Non è facile far ridere le persone. Non che recitare le grandi, e meno grandi, pagine del teatro e del cinema sia una passeggiata, ma in assoluto il mestiere del comico è quello più ingrato. Richiede un istintivo talento naturale, una preparazione specifica, leggi gavetta, ma con il fardello di avere un compito mai abbastanza riconosciuto. Perché secondo un’errata credenza popolare, mai morta, a far ridere dovrebbero essere i picchiatelli. Chi sapeva anche far ridere era Aldo Giuffré, classe ’24, attore partenopeo, fratello dell’altro celebre collega Carlo. Anche in questo caso le malelingue crearono ad arte una rivalità inconsistente, cercando di relegare ad Aldo il ruolo del fratello meno talentuoso. Ma non fu così. It also particularly reduces heartburn and burning 50mg generic viagra sensation. Some food like Natural viagra 25 mg can increase the ejaculation and improve the stamina and can boost your self-confidence. Furthermore, an infection of the urinary tract may not be the worst condition viagra from usa that can affect you, depriving you of a confident smile. It can act a precursor for diseases such as weight gain, high blood pressure, heart problems, and low testosterone canadian viagra store levels, you should take the medication in hermetically sealed box.

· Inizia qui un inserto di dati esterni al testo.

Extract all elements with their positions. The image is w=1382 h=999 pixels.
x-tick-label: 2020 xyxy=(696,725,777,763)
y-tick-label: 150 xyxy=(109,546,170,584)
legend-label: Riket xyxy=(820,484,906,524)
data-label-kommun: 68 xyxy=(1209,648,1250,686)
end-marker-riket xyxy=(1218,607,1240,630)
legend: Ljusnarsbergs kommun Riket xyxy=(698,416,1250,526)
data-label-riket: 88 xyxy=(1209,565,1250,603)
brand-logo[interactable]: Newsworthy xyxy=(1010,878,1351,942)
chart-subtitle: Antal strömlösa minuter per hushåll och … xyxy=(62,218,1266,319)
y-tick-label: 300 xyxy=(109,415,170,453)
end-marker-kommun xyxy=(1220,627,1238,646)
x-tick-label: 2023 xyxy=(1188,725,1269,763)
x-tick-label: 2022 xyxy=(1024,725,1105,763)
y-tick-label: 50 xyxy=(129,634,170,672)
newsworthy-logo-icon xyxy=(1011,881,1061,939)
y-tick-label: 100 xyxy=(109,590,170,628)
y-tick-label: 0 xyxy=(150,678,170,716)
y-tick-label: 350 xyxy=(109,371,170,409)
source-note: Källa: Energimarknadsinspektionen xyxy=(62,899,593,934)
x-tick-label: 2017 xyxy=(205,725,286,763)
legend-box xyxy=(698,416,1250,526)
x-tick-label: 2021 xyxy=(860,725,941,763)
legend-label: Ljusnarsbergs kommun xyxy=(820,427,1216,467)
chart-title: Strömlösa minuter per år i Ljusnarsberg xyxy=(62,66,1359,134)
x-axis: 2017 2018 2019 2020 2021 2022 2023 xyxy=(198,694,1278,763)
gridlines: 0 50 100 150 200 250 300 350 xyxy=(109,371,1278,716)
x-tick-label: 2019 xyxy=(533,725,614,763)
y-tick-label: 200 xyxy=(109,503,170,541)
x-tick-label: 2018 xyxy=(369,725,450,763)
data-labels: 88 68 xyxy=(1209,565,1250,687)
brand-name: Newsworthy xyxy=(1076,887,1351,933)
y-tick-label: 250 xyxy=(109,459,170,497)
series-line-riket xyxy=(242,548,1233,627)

Aldo Giuffrè fu tante cose, da attore debuttante durante la II Guerra Mondiale con la compagnia di Eduardo de Filippo, che considerava suo “primo e unico maestro”, in ruoli perennemente oscillanti tra comico e drammatico. Una carriera che, al termine del conflitto, lo portò in radio da cui continuò questo alternarsi tra prosa di altissimo livello, con Il compleanno di Harold Pinter, e con Il malato immaginario di Molière, all’intrattenimento di format radiofonici come Gran Varietà e Ciao domenica. Un duplice dualismo, data l’assoluta intercambiabilità nell’impiego della lingua italiana, perfetta nella dizione, come del vernacolo napoletano dei natali.
Un percorso che da allora ha visto la collaborazione teatrale con Luchino Visconti e Giorgio Strehler, e i numerosissimi impegni con la compagnia teatrale portata avanti proprio con il fratello Carlo. Una poliedricità praticata anche in ambito cinematografico, dall’esordio cinematografico in una parte decisamente drammatica con il regista Mario Mattioli, in Assunta Spina, a Ieri, oggi e domani di Vittorio de Sica, al ruolo di caratterista comico in alcune delle cosiddette commediole scollacciate anni ’70, fino a qualche poliziottesco. Ma il ruolo davvero indimenticabile, per il quale gli amanti di un certo cinema (tra cui chi scrive) lo ricorderanno sempre, è ne Il buono, il brutto e il cattivo, di Sergio Leone, nei panni del capitano nordista, alcolizzato e prossimo all’oblio, che ha ormai come unico obiettivo quello di far saltare il ponte di fronte al suo accampamento. Un ruolo forse marginale, anch’esso in bilico tra l’amara commedia e la tragedia, ma sempre commovente, e di interpretato in maniera eccezionale.
Tutto questo senza dimenticare la sua attività televisiva, dal varietà del piccolo schermo, come Senza rete, agli sceneggiati, vedi La figlia del capitano, tratto dal romanzo di Aleksandr Puskin, e una fortunata attività di doppiatore, grazie a una voce particolare, dal caratteristico timbro caldo e pastoso.
Aggiungiamo che la sua carriera non si arrestò nemmeno quando nei primi anni ’80 un intervento alla gola lo rese quasi afono, senza contare la prematura scomparsa della moglie, e collega, Liana Trouché, perita in un incidente stradale su di un’auto guidata da Gino Bramieri, con cui era in tournée.
In questi casi viene da chiedersi quale destino avrebbe riservato la sorte a un uomo e a un professionista di simile spessore, se soltanto il nostro paese avesse un’industria dello spettacolo degna di questo nome.